APPLES-2, despite all its advantages in scalability, has several practical limitations. Most importantly, APPLES-2 did not output branch support, and this omission can be a major shortcoming in downstream applications. The purpose of support values is to show uncertainty. With regard to placement, we aim to assign a probability to each placement, and these values should ideally predict the correctness of the branch. In particular, users are often interested in finding a set of placements that collectively have a desired probability of including the correct placement. Placement support can be incorporated in downstream applications such as taxonomic identification [4] and sample comparison [3]. While Balaban et al. [16] showed that there are ways to detect some of the worst placements based on their branch length, they offered no reliable measure of support. Thus, for APPLES-2 to be more widely used, a measure of support is needed.

In this paper, we evaluate three alternative approaches that we propose for computing support for distance-based placement: nonparametric resampling (i.e., bootstrapping), nonparametric subsampling, and a parametric sampling approach. Our extensive studies on both simulated and real biological data show that among these, the traditional bootstrapping support seems to provide the best solution but can come at the expense of running time. To further alleviate that problem, we formulate bootstrapping in a linear algebraic way, which dramatically reduces the running time. This new feature (in addition to a slightly updated way of computing amino acid distances) is integrated into the APPLES-2 software.

2. Materials and Methods

2.1. Support Estimation Methods

Phylogenetic support estimation is performed in several ways. Bayesian analyses readily provide support by approximating the posterior tree distribution. ML and distance-based methods use data sampling. Among sampling methods, the dominant method is the nonparametric bootstrapping procedure [36], which repeatedly resamples sites with replacement. The main shortcoming of bootstrapping is that the repetitive resampling of alignment sites and rerunning the inference methods increase the running time. In general, bootstrapping, when applied with a statistically consistent estimator gives a valid distribution that asymptotically converges to the distribution of the estimator around the true value for repeated experiments [37,38]. Despite earlier debates [39,40,41], bootstrapping is now the standard method that most ML and distance-based tools use.

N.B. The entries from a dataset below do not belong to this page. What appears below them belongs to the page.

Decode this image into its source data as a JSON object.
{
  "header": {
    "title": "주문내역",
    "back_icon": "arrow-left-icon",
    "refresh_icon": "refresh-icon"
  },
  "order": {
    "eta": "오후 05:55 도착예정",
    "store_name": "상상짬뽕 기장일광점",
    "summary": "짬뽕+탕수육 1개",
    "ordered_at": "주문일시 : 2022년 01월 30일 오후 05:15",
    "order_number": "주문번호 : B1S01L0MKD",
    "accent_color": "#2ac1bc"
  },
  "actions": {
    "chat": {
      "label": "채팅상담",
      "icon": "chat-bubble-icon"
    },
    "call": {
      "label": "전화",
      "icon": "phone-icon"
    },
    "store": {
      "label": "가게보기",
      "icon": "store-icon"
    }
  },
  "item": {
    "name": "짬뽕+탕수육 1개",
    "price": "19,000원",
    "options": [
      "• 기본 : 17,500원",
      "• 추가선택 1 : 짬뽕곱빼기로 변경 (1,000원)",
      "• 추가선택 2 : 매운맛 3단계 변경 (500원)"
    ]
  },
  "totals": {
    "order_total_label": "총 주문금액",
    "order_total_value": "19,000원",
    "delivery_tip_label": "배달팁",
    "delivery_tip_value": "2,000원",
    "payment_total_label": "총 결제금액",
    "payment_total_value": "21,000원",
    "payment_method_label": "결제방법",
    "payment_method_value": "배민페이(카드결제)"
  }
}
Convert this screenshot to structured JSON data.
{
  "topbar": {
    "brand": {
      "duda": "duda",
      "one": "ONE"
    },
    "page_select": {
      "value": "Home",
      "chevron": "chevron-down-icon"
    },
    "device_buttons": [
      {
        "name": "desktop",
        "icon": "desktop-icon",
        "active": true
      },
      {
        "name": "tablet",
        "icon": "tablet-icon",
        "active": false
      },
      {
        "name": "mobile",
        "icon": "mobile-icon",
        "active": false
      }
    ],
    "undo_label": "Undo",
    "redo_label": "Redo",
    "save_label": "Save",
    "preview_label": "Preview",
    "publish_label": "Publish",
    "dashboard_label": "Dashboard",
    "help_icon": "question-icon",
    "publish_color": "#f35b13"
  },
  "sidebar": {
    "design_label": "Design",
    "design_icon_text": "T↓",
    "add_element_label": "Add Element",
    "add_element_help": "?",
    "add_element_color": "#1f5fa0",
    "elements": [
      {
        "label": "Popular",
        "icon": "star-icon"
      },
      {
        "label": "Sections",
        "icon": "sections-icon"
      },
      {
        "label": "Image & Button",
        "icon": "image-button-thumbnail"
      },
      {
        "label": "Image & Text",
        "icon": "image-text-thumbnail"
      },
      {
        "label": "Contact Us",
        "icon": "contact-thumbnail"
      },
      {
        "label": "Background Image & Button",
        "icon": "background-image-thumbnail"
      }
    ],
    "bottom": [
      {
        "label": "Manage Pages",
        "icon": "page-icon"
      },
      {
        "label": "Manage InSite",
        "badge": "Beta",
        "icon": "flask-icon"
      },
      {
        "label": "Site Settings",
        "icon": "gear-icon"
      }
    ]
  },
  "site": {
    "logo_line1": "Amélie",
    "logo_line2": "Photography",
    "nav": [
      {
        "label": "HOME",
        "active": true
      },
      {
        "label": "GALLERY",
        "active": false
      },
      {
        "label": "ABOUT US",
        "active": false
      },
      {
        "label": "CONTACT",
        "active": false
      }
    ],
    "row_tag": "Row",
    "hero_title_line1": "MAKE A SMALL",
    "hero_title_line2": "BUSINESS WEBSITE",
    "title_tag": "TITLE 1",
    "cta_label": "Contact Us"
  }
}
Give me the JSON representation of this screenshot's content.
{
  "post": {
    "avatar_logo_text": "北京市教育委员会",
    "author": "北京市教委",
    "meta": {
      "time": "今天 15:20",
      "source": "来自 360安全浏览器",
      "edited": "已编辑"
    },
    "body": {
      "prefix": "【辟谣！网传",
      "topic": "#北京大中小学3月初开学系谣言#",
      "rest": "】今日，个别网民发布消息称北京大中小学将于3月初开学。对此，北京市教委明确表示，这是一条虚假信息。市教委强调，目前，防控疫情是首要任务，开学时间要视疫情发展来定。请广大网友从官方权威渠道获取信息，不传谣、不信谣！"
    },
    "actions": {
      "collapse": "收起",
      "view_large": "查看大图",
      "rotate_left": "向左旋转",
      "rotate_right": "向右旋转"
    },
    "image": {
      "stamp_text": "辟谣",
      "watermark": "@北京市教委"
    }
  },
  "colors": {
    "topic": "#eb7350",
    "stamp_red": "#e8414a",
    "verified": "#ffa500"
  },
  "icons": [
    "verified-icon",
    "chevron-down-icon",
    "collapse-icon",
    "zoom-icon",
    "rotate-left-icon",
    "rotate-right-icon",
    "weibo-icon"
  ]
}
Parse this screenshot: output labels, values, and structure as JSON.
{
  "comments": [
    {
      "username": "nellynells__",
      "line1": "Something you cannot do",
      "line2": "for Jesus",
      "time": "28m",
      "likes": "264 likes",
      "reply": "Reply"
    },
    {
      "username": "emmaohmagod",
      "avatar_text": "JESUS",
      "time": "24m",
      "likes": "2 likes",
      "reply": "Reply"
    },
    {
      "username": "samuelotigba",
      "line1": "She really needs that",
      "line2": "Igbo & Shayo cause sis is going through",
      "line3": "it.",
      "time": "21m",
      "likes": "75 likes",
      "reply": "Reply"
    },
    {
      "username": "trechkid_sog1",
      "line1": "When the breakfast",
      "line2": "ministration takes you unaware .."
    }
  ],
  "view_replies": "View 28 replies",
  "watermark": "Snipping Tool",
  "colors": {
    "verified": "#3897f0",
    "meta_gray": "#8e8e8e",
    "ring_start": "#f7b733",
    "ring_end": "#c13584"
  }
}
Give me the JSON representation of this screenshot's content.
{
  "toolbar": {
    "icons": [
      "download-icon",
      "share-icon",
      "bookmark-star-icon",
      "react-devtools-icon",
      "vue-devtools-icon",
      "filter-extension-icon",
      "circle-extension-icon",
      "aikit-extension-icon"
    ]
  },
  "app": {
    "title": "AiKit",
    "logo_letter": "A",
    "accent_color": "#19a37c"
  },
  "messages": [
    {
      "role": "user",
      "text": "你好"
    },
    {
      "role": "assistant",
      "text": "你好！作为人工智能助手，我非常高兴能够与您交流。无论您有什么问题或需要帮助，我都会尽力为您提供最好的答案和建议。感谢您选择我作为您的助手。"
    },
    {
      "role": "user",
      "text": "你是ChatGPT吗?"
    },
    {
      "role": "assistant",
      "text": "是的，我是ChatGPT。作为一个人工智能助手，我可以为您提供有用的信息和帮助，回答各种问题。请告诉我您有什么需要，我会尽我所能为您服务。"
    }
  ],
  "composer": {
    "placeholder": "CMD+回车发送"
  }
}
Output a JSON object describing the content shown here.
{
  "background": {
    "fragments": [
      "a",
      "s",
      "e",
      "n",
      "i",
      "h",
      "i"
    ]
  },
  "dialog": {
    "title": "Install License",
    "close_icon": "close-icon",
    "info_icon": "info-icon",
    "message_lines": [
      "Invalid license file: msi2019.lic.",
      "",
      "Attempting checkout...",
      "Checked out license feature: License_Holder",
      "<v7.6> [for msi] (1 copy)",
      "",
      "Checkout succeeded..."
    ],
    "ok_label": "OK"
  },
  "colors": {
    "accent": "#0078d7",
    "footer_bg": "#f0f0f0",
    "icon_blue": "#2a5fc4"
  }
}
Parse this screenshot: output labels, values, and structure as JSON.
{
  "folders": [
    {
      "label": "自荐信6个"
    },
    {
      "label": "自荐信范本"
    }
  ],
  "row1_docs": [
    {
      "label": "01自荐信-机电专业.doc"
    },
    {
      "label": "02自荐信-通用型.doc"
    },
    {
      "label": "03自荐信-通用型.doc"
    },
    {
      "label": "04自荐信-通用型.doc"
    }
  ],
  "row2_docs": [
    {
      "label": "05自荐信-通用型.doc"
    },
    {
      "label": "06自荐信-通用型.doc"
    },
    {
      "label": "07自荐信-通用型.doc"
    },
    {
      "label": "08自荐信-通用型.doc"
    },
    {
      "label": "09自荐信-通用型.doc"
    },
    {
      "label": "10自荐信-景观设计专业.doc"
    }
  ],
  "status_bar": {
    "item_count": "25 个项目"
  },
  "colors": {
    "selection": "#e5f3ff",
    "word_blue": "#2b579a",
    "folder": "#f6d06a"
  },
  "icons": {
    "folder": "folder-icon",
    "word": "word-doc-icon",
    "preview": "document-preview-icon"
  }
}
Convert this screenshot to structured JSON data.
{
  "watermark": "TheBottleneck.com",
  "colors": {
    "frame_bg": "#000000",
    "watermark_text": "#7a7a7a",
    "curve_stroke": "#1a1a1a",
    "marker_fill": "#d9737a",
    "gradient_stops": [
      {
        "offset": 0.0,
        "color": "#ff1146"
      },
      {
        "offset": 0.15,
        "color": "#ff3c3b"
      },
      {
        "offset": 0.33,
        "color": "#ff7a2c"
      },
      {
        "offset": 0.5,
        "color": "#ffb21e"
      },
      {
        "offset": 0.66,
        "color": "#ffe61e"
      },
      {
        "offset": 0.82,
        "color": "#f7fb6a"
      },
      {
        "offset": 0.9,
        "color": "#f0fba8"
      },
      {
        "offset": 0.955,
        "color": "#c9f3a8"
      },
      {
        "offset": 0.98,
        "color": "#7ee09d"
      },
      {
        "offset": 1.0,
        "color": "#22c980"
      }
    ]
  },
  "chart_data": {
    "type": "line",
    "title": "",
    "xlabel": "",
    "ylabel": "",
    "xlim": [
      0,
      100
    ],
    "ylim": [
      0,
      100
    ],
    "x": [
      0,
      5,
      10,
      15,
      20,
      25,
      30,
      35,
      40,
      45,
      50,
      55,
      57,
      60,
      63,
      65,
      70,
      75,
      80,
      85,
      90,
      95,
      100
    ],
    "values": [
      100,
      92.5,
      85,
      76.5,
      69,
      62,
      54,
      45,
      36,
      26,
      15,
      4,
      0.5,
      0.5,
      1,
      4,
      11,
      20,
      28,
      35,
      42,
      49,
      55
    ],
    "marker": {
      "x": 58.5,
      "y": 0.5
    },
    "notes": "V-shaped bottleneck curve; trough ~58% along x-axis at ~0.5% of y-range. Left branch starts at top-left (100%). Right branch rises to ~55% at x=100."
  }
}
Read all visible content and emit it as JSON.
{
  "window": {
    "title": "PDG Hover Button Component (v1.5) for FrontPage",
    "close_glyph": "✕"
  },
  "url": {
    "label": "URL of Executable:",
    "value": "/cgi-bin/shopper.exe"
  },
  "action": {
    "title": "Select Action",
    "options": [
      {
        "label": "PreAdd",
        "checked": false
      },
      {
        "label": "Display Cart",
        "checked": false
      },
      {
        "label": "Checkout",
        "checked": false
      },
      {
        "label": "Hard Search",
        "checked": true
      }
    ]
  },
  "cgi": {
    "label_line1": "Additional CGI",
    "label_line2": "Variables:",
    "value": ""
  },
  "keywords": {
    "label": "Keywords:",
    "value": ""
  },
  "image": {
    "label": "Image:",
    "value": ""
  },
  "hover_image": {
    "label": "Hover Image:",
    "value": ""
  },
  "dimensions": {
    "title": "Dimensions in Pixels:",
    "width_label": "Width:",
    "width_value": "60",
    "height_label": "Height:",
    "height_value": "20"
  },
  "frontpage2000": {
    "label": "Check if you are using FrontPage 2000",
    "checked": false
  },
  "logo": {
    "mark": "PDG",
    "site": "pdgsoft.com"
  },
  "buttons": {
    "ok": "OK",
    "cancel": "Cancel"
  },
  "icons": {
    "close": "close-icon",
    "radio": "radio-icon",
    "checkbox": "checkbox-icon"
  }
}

There have been some attempts at designing faster alternatives to bootstrapping. For example, local support gains speed by considering nearest neighbor interchange (NNI) rearrangements around a single branch (e.g., [42,43,44]), assuming that the rest of the tree is correct. For distance-based methods, the rate of elementary quartets (REQ) [45] method is an alternative that discards random sampling in favor of a quartet-based method. It computes the proportion of quartets induced by every internal branch that are supported by the four-point condition when applied to the six pairwise distances defined on a quartet.

In this paper, we propose and evaluate three ways of providing support for APPLES-2 placements: (1) nonparametric bootstrapping, (2) parametric bootstrapping, and (3) nonparametric subsampling.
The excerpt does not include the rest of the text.